In the 1930s, when America became disgusted with mass shootings by criminals using fully automatic weapons like Thompson submachine guns – Tommy guns, the kind that spray multiple bullets with a single pull of the trigger – Congress acted swiftly and decisively.
It didn’t ban the weapons outright but instead severely restricted their sale, ownership, use and transport. It imposed a $200 tax – about $4,500 in today’s dollars – for the purchase of a machine gun and imposed a heavy fine and jail time of up to 10 years for any thug caught with one that was unregistered.

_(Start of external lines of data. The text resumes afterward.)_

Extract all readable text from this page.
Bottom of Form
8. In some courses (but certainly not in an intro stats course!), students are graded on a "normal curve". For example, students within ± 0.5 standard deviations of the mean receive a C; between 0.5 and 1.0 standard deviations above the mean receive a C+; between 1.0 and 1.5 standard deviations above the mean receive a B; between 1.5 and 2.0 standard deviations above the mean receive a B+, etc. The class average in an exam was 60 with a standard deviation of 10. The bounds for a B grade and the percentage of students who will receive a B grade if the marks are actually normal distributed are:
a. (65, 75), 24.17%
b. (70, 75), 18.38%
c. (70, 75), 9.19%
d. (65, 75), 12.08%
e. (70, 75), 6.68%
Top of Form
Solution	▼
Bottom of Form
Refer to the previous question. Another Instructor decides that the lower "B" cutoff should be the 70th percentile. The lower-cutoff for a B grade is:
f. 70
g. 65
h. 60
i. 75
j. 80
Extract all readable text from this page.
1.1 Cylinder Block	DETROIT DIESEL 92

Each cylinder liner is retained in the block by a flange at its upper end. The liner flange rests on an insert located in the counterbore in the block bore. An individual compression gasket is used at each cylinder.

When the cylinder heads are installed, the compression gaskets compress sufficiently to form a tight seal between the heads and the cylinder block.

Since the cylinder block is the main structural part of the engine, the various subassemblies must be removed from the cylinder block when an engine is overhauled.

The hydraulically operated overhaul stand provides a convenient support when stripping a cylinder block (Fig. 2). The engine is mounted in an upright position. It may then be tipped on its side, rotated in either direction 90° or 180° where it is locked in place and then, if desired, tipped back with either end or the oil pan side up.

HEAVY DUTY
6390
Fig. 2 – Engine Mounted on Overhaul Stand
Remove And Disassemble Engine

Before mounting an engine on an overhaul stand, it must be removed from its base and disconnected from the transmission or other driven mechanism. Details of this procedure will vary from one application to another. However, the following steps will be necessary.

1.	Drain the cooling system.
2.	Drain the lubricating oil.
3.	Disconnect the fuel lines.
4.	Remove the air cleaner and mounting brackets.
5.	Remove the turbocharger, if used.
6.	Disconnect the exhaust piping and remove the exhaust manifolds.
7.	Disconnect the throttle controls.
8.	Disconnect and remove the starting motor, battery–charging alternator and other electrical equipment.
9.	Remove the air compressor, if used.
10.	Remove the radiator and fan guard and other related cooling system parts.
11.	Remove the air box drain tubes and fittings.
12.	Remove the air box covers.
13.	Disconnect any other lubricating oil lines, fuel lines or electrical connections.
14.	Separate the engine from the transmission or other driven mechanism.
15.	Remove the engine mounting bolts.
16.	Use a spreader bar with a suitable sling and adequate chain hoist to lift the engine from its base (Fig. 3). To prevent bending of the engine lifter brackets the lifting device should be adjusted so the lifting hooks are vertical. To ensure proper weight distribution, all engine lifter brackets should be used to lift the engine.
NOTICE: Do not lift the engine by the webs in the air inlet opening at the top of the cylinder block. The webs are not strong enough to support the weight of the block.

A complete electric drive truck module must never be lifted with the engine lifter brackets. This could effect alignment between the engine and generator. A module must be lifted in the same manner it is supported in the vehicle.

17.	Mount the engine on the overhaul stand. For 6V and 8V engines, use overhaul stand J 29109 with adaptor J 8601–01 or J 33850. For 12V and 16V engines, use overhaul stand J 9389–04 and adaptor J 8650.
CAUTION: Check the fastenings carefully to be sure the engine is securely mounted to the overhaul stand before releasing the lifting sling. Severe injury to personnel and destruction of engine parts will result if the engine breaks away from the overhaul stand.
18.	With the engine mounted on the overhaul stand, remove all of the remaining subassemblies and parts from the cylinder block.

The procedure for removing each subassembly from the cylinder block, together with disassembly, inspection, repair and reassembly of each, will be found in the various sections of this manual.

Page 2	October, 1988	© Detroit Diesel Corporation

It was, in everything but the name, a ban. And it was spectacularly effective in reducing gun violence. In the 89 years since the passage of the National Firearms Act of 1934, there have been only four confirmed instances of legally owned machine guns used in crimes where someone was killed. And they’ve never been used in a mass killing. Compare that to the long list of mass shootings in just the past decade that killed dozens of people in which the common denominator was a semi-automatic assault-style weapon – Orlando, Parkland, Sandy Hook, Aurora, Buffalo, Uvalde and now in my home state of Maine.
Politicians and gun rights advocates who offer prayer as the only solution to today’s gun violence, and claim that gun control doesn’t work, have forgotten their history. It worked in the 1930s and it can work today.
It actually wasn’t effective.
The criminals who have murdered people with machine guns didn’t jump through the NFA hoops. Those who will go through the steps required to get an actual machine gun were never the kind who would use it to commit murder, but criminals will.
Yet when you cherry-pick your data, you can make it look like the law really made an impact when it didn’t.
Further, the NFA did nothing to reduce the homicide rate in the 1930s in general. That didn’t happen until the repeal of Prohibition, when the mob lost a lot of the incentive to fight for physical territory.
So it didn’t actually work in the 1930s.
But then again, the author of this also wrote this:
Congress took swift action in the 1930s because Tommy Guns were a clear and present danger. They were cheap, light, powerful and easily concealable, the same characteristics that define today’s assault-style weapons.
Now, I just quoted that part of the paragraph because I wanted to illustrate that this guy who likes to present this nonsense from a position of authority doesn’t actually know what he’s talking about.
First, the Thompson fires .45 ACP rounds, which are pistol rounds. It may fire a lot of them, but it’s still a pistol round. That’s not powerful by any stretch of the imagination. Further, the Thompson weighs over 10 pounds. The 1903 Springfield weighed about two pounds less, and it was the main rifle for the US Army up until 1936.
Meanwhile, the standard AR-15 is anything but easily concealable. It’s a freaking rifle, for crying out loud. You’re not strapping one one under your t-shirt. If you could, I know a lot of people who would do just that. Only, you can’t.
That’s why the NFA restricted short-barreled rifles separately from machine guns.
Further, what makes this guy think that we’d roll over for listing so-called assault weapons as NFA items when we won’t roll over for a ban. He even argues that the NFA was a ban in all but name and yet, he thinks we’ll still just take it?
The author here keeps saying stuff authoritatively and yet clearly knows almost nothing. Moreover, he’s not an unbiased observer. He’s a political hack.
Here’s his bio:
Dennis Bailey is a Maine native and former reporter at the Portland Press Herald who served as communications director for Gov. Angus King (now U.S. Sen. Angus King). Bailey now lives in Portugal, a country with sensible gun laws and no mass killings.
On the flip side, I’m sure these guys will be glad there are no mass killings in Portugal.